On $[-2, 0]$: The parabola $x^2$ has:

• $f(-2) = 4$
• $f(0) = 0$ (local and absolute minimum on this piece)

On $(0, 2]$: The line $3 - 2x$ has:

• As $x \to 0^+$: $f(x) \to 3$ (not attained)
• $f(2) = -1$

Comparing all values: $f(-2) = 4$, $f(0) = 0$, $f(2) = -1$

• Absolute maximum: $f(-2) = 4$ at $x = -2$
• Absolute minimum: $f(2) = -1$ at $x = 2$
• Local minimum: $f(0) = 0$ at $x = 0$ (smallest in a neighborhood on the left)

Note: Despite the discontinuity, absolute extrema still exist because $f$ attains both its supremum and infimum.

(a) This is not possible for a continuous function.

If $f$ is continuous on $[0, 4]$ and has its absolute maximum at an interior point $x = 2$, then by definition $f(2) \geq f(x)$ for all $x \in [0, 4]$. In particular, this holds for all $x$ near 2, so $f(2)$ is also a local maximum.

Key insight: Every interior absolute maximum of a continuous function is automatically a local maximum.

(b) The function must be discontinuous.

Example: $f(x) = \begin{cases} x & \text{if } x \neq 1 \\ 2 & \text{if } x = 1 \end{cases}$

Then $f(1) = 2$ is a local maximum (it's the largest value near $x = 1$), but as $x \to 2^-$, $f(x) \to 2$, and the function never attains a value larger than 2 on $[0, 2]$. Wait—actually $f(2) = 2$ as well.

Better example: $f(x) = \begin{cases} 2 & \text{if } x = 1 \\ x & \text{if } x \neq 1 \end{cases}$ on $[0, 3)$

Here $f(1) = 2$ is a local max, but the function has no absolute maximum because $f(x) \to 3$ as $x \to 3^-$.

(c) Counterexample: Let $f(x) = -x^2 + 2x$ on $[-1, 3]$.

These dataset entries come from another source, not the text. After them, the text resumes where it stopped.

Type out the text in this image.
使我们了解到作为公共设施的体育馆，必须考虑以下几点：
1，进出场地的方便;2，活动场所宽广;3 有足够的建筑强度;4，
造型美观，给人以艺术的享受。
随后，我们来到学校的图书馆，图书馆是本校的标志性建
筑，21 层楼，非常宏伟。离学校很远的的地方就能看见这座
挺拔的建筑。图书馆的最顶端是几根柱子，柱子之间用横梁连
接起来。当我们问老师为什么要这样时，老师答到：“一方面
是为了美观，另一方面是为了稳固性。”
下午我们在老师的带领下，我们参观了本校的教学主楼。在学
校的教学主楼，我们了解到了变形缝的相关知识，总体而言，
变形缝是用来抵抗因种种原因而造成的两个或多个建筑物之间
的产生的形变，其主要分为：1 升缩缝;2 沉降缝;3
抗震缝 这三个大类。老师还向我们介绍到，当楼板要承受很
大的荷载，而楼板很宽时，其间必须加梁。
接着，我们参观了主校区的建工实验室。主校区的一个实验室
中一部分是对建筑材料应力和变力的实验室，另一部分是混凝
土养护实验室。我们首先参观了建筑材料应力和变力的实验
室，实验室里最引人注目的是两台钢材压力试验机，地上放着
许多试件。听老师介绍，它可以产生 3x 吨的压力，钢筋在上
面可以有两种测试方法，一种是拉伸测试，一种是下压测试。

• $f'(x) = -2x + 2 = 0$ gives $x = 1$
• $f(1) = -1 + 2 = 1$ (local maximum at interior point)
• $f(-1) = -1 - 2 = -3$
• $f(3) = -9 + 6 = -3$

Actually, in this case $f(1) = 1$ IS the absolute maximum. Let me try again.

Better counterexample: $f(x) = \sin x$ on $[0, 5\pi/2]$

• Local maximum at $x = \pi/2$ with $f(\pi/2) = 1$
• Local maximum at $x = 5\pi/2$ with $f(5\pi/2) = 1$
• Both are absolute maxima (tied)

Actual counterexample: $f(x) = x^3 - 3x$ on $[-1, 3]$

• $f'(x) = 3x^2 - 3 = 0$ gives $x = \pm 1$
• $f(-1) = -1 + 3 = 2$ (local maximum)
• $f(1) = 1 - 3 = -2$ (local minimum)
• $f(3) = 27 - 9 = 18$ (endpoint)

Here, $f(-1) = 2$ is a local maximum, but the absolute maximum is $f(3) = 18$ at the right endpoint.